A drug long used to treat HIV, when paired with chemotherapy and radiotherapy, appears to enhance survival for patients with inoperable non-small cell lung cancer, according to findings published Aug. 22 in JAMA Oncology.
The study’s lead author is Dr. Ramesh Rengan, professor and interim chair of radiation oncology at the University of Washington School of Medicine. The research began when he was at the University of Pennsylvania.
Standard care for stage III non-small cell lung cancer is radiotherapy and concurrent chemotherapy. Even so, approximately 50 percent of patients experience tumor recurrence within the radiotherapy field. Reducing such “local” recurrences has been shown to enhance survival of these patients, and radiation oncologists are focused on improving radiotherapy’s tumor control.
Radiotherapy damages the DNA within tumor cells, rendering them unable to replicate. But all cells, including cancer cells, have great capacity to repair DNA damage because DNA is so important to cells’ survival, Rengan said.
Nelfinavir, a protease inhibitor, was first used in 1997 to treat HIV patients. More recently, though, nelfinavir has been shown to shut down the DNA repair mechanisms within tumor cells. That effect led Rengan and colleagues to examine whether Nelfinavir might make cancer cells more vulnerable to radiotherapy, resulting in better patient outcomes.

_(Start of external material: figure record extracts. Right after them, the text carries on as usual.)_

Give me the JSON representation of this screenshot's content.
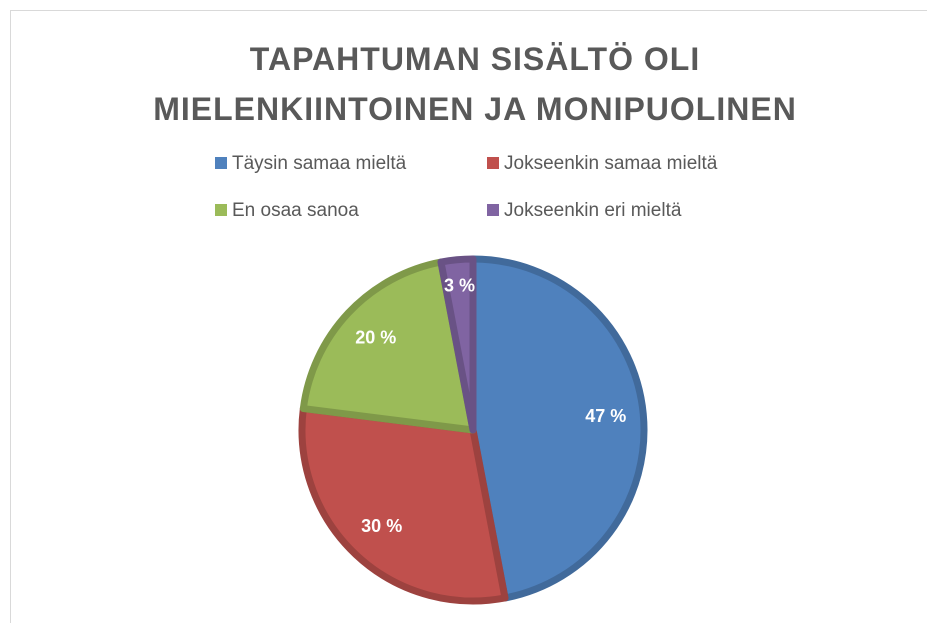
{
  "chart_data": {
    "type": "pie",
    "title": "TAPAHTUMAN SISÄLTÖ OLI MIELENKIINTOINEN JA MONIPUOLINEN",
    "categories": [
      "Täysin samaa mieltä",
      "Jokseenkin samaa mieltä",
      "En osaa sanoa",
      "Jokseenkin eri mieltä"
    ],
    "values": [
      47,
      30,
      20,
      3
    ],
    "value_labels": [
      "47 %",
      "30 %",
      "20 %",
      "3 %"
    ],
    "colors": [
      "#4f81bd",
      "#c0504d",
      "#9bbb59",
      "#8064a2"
    ],
    "legend": "top"
  }
}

Because the drug had not been tested concurrently with chemo and radiotherapy in this disease setting, phase 1 of the trial set out to establish its toxicity among the 12 patients (ages 18-89). The drug was well tolerated, and no dose-limiting toxic effects were observed. The trial’s subsequent phase 2 objective was to determine nelfinavir’s clinical efficacy when used in combination with chemo and radiotherapy in 35 patients with stage III non-small cell lung cancer.
Among the patient subjects, outcomes compared favorably with historical data, Rengan said.

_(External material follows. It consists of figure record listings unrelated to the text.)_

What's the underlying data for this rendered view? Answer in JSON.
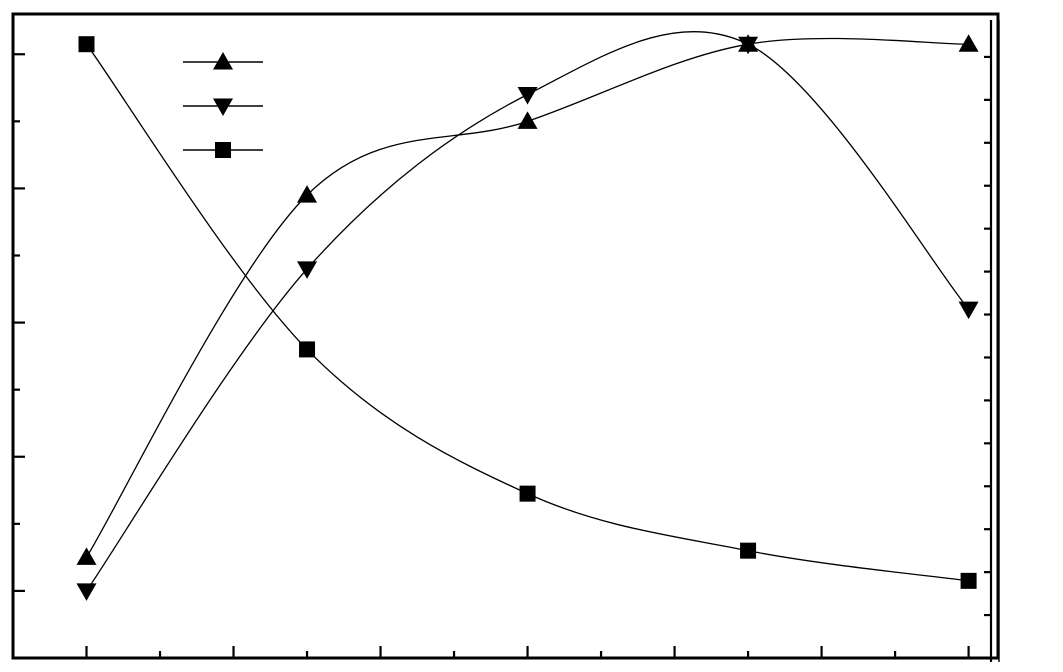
{
  "chart_data": {
    "type": "line",
    "title": "",
    "xlabel": "",
    "ylabel": "",
    "y2label": "",
    "x": [
      1,
      4,
      7,
      10,
      13
    ],
    "xlim": [
      0,
      13.4
    ],
    "ylim": [
      0,
      9.6
    ],
    "y2lim": [
      0,
      15
    ],
    "x_major_ticks": [
      1,
      3,
      5,
      7,
      9,
      11,
      13
    ],
    "x_minor_ticks": [
      2,
      4,
      6,
      8,
      10,
      12
    ],
    "y_major_ticks": [
      1,
      3,
      5,
      7,
      9
    ],
    "y_minor_ticks": [
      2,
      4,
      6,
      8
    ],
    "y2_ticks": [
      1,
      2,
      3,
      4,
      5,
      6,
      7,
      8,
      9,
      10,
      11,
      12,
      13,
      14
    ],
    "grid": false,
    "legend_position": "top-left",
    "series": [
      {
        "marker": "triangle-up",
        "axis": "left",
        "values": [
          1.5,
          6.9,
          8.0,
          9.15,
          9.15
        ]
      },
      {
        "marker": "triangle-down",
        "axis": "left",
        "values": [
          1.0,
          5.8,
          8.4,
          9.15,
          5.2
        ]
      },
      {
        "marker": "square",
        "axis": "left",
        "values": [
          9.15,
          4.6,
          2.45,
          1.6,
          1.15
        ]
      }
    ]
  }
}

“The benchmark median survival rate for patients with stage III lung disease is about 28 months. The median survival that we saw was 41 months, and about 35 percent of patients were still alive at 120 months—10 years out from treatment—long-term survival.”
It is a promising finding, he said, but he cautioned that the study was single-arm; there were no control-group patients who received a placebo pill.
“This is an intervention that appears to improve the local control of lung cancer after radiotherapy, which seems to have driven an improvement in overall clinical outcome for these patients,” Rengan said. “Compared with historical data of patients with this disease who received chemotherapy and radiation, our outcomes were favorable. We are certainly interested to pursue a randomized trial.”